Thursday, November 25, 1999
Time for Muskies to turn it up
XU will need better defense to survive Alaska
BY MICHAEL PERRY
The Cincinnati Enquirer
ANCHORAGE, Alaska Through two exhibition games and its season opener, Xavier was able to survive despite its defensive miscues. The scores were lopsided, the opponents overmatched. Mistakes were not costly. That changes this week.
The Musketeers play their first-round game at the Great Alaska Shootout tonight (9:30) then face 10th-ranked Kansas or Georgia on Friday.

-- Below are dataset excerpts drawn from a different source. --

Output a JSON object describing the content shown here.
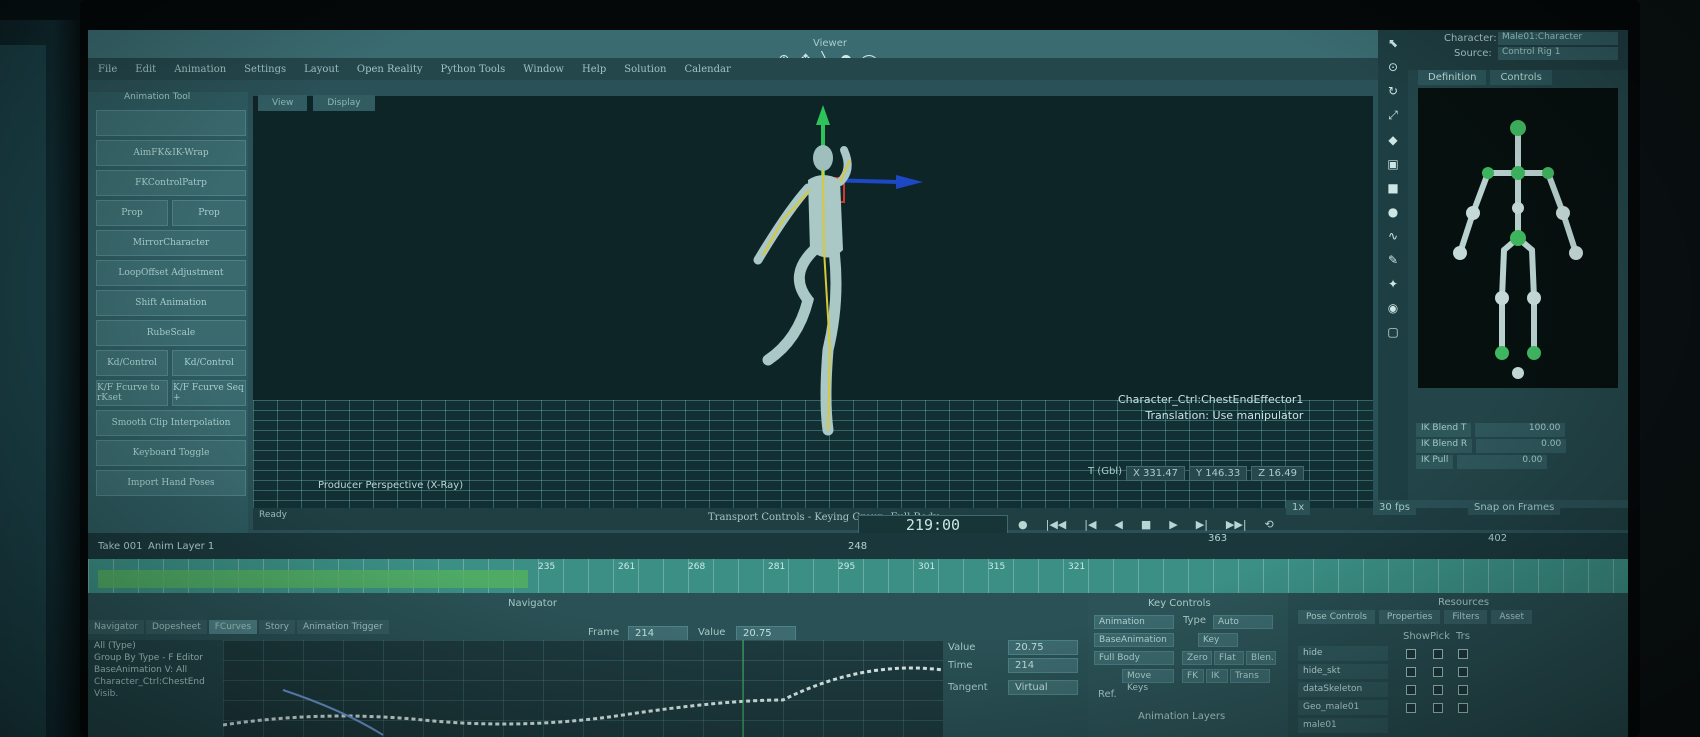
{
  "window": {
    "menu": [
      "File",
      "Edit",
      "Animation",
      "Settings",
      "Layout",
      "Open Reality",
      "Python Tools",
      "Window",
      "Help",
      "Solution",
      "Calendar"
    ],
    "subtitle": "Animation Tool",
    "viewer_label": "Viewer"
  },
  "left_tools": {
    "buttons": [
      "AimFK&IK-Wrap",
      "FKControlPatrp",
      "Prop",
      "Prop",
      "MirrorCharacter",
      "LoopOffset Adjustment",
      "Shift Animation",
      "RubeScale",
      "Kd/Control",
      "Kd/Control",
      "K/F Fcurve to rKset",
      "K/F Fcurve Seq +",
      "Smooth Clip Interpolation",
      "Keyboard Toggle",
      "Import Hand Poses"
    ]
  },
  "viewport": {
    "tabs": [
      "View",
      "Display"
    ],
    "camera_label": "Producer Perspective (X-Ray)",
    "char_info_1": "Character_Ctrl:ChestEndEffector1",
    "char_info_2": "Translation: Use manipulator",
    "coord_label": "T (Gbl)",
    "x": "X  331.47",
    "y": "Y  146.33",
    "z": "Z  16.49"
  },
  "character_panel": {
    "character_label": "Character:",
    "character_value": "Male01:Character",
    "source_label": "Source:",
    "source_value": "Control Rig 1",
    "tabs": [
      "Definition",
      "Controls"
    ],
    "ik_rows": [
      {
        "label": "IK Blend T",
        "value": "100.00"
      },
      {
        "label": "IK Blend R",
        "value": "0.00"
      },
      {
        "label": "IK Pull",
        "value": "0.00"
      }
    ]
  },
  "transport": {
    "status": "Ready",
    "label": "Transport Controls  -  Keying Group: Full Body",
    "frame": "219:00",
    "fps": "30 fps",
    "snap": "Snap on Frames",
    "range_start": "248",
    "range_end": "363",
    "end_value": "402",
    "speed": "1x"
  },
  "timeline": {
    "ticks": [
      "235",
      "261",
      "268",
      "281",
      "295",
      "301",
      "315",
      "321"
    ],
    "take_label": "Take 001",
    "layer_label": "Anim Layer 1"
  },
  "navigator": {
    "title": "Navigator",
    "tabs": [
      "Navigator",
      "Dopesheet",
      "FCurves",
      "Story",
      "Animation Trigger"
    ],
    "frame_label": "Frame",
    "frame_value": "214",
    "value_label": "Value",
    "value_value": "20.75",
    "outline": [
      "All (Type)",
      "Group By Type - F Editor",
      "BaseAnimation  V: All",
      "Character_Ctrl:ChestEnd",
      "Visib."
    ],
    "right_value_label": "Value",
    "right_value": "20.75",
    "time_label": "Time",
    "time_value": "214",
    "tangent_label": "Tangent",
    "tangent_value": "Virtual"
  },
  "key_controls": {
    "title": "Key Controls",
    "animation_label": "Animation",
    "type_label": "Type",
    "type_value": "Auto",
    "base_layer": "BaseAnimation",
    "key_label": "Key",
    "group": "Full Body",
    "zero_label": "Zero",
    "flat_label": "Flat",
    "blend_label": "Blen.",
    "move_keys": "Move Keys",
    "fk_label": "FK",
    "ik_label": "IK",
    "trans_label": "Trans",
    "ref_label": "Ref.",
    "layers_title": "Animation Layers"
  },
  "resources": {
    "title": "Resources",
    "tabs": [
      "Pose Controls",
      "Properties",
      "Filters",
      "Asset"
    ],
    "columns": [
      "Show",
      "Pick",
      "Trs"
    ],
    "items": [
      "hide",
      "hide_skt",
      "dataSkeleton",
      "Geo_male01",
      "male01"
    ]
  },
  "colors": {
    "accent": "#55b05e",
    "x_axis": "#1c48c4",
    "y_axis": "#2ec25a",
    "z_axis": "#d6362b"
  }
}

These are teams that will make XU pay for defensive lapses.
GREAT ALASKA SHOOTOUT
(all times EST) |
1: Georgia Tech 100, Grambling State 88
2: Washington 86, Alaska-Anchorage 70
3: Xavier vs. Louisville, 9:30 p.m.
4: Kansas vs. Georgia, midnight (ESPN)
5: Grambling vs. Alaska-Anchorage, 4 p.m.
6: Loser Game 3 vs. Loser Game 4, 6 p.m.
7: Georgia Tech vs. Washington, 9:30 p.m.

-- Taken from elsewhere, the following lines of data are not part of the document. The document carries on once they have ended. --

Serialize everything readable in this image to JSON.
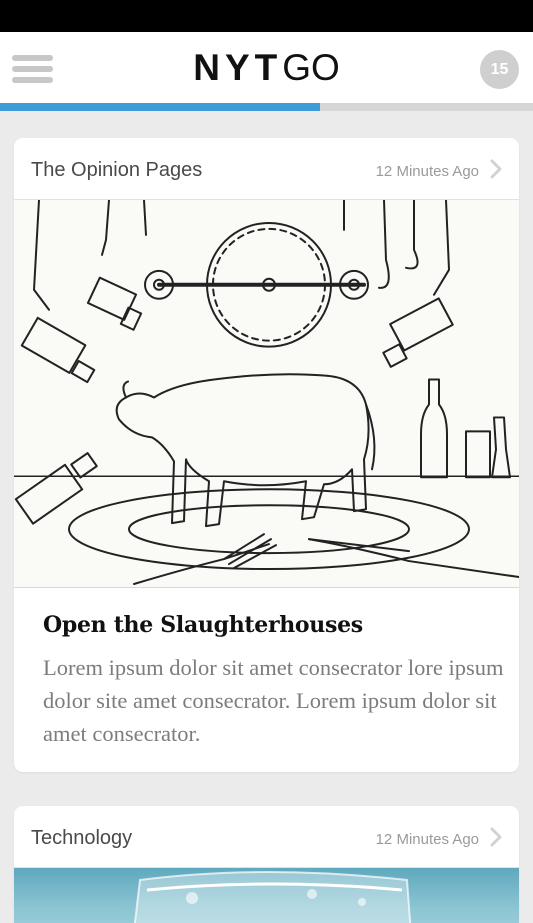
{
  "header": {
    "logo_bold": "NYT",
    "logo_light": "GO",
    "unread_count": "15"
  },
  "reading_progress": 0.6,
  "colors": {
    "accent": "#3d9bd8",
    "badge": "#cfcfcf"
  },
  "articles": [
    {
      "section": "The Opinion Pages",
      "timestamp": "12 Minutes Ago",
      "headline": "Open the Slaughterhouses",
      "summary": "Lorem ipsum dolor sit amet consecrator lore ipsum dolor site amet consecrator. Lorem ipsum dolor sit amet consecrator."
    },
    {
      "section": "Technology",
      "timestamp": "12 Minutes Ago"
    }
  ]
}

8: Winner Game 3 vs. Winner Game 4, midnight (ESPN)
9: 7th and 8th-place game, 4 p.m.
10: 4th and 6th-place game, 6 p.m.
11: 3rd and 5th-place game, 9 p.m.
12: Championship game, midnight. ESPN
You hope it doesn't take a wake-up call that this stuff's pretty important, coach Skip Prosser said Wednesday.

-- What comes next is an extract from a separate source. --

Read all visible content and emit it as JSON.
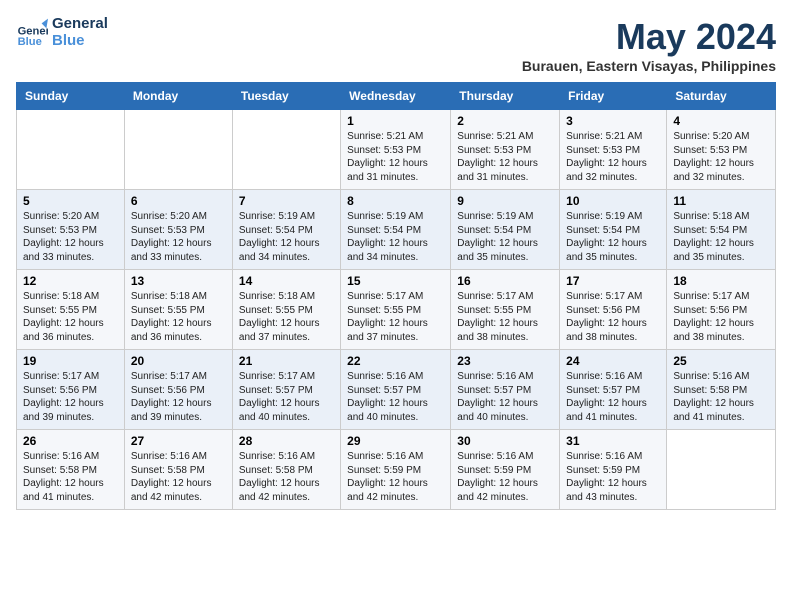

This is not to say there have been that many defensive problems this early in the season (Maryland-Eastern Shore shot just 28.6 percent from the field and had 17 turnovers). But one of the challenges of coaching a young team is getting them to play great defense, which is crucial if you are a full-court pressing team like the Musketeers.
Playing good defense can wear down opponents and help build momentum. There is little more frustrating for a team than holding the ball 20 to 30 seconds and coming away empty. Or turning the ball over in the backcourt.
In games like tonight, when the margin for error lessens, every possession counts.
When Lloyd Price was playing prep school basketball at perennially powerful Oak Hill Academy, coach Steve Smith often asked Price to guard the opposing team's best player.
Price took it as a personal challenge and thought he had become a pretty good defen sive player. Then he got to Xavier.
It's a whole different level, said Price, now a sophomore. You've got to play hard. Everybody at this level can play.
The main areas of defensive emphasis include:
Guarding your man, knowing his tendencies and learning from the scouting report
Knowing how to play team defense, when to help out and how to react away from the ball
That's only really done through repetition, drills and drills and drills, Prosser said. That only comes through time and experience.
Off the ball, you've got to see the ball and see your man and you've got to stay focused because in a split second your man could be back-dooring you, Price said. You've just got to make smart decisions all the time. That was the problem last year; I didn't stay focused all the time. I'd get sidetracked by something little and then I'd lose concentration and then I'd get beat.
The great ones don't let up on anybody, but you've got to be a lot more focused playing against a Louisville, Kansas or Georgia.
Most Division I recruits come to their programs with offensive skills and confidence that they can score. Defense is another matter.
Some high school coaches stress defense more than others. Some not at all. There are few scouting reports and video sessions.
I don't think I played defense at all (in high school), Xavier sophomore Kevin Frey said. I thought I did then, but I came here and found I played no "D' whatsoever.
I'm still learning. We're still working on that one.
Prosser could recall only one player who arrived at Xavier already skilled defensively: Guard Jamie Gladden.
That's a rare thing, Prosser said.
I just think the hardest thing is the mental concentration, where every possession you have to dig in, concentrate, listen to what the coaches have told you, anticipate rather than reacting to what the other team doing. Part of it is a condition of youth and realizing how important it is.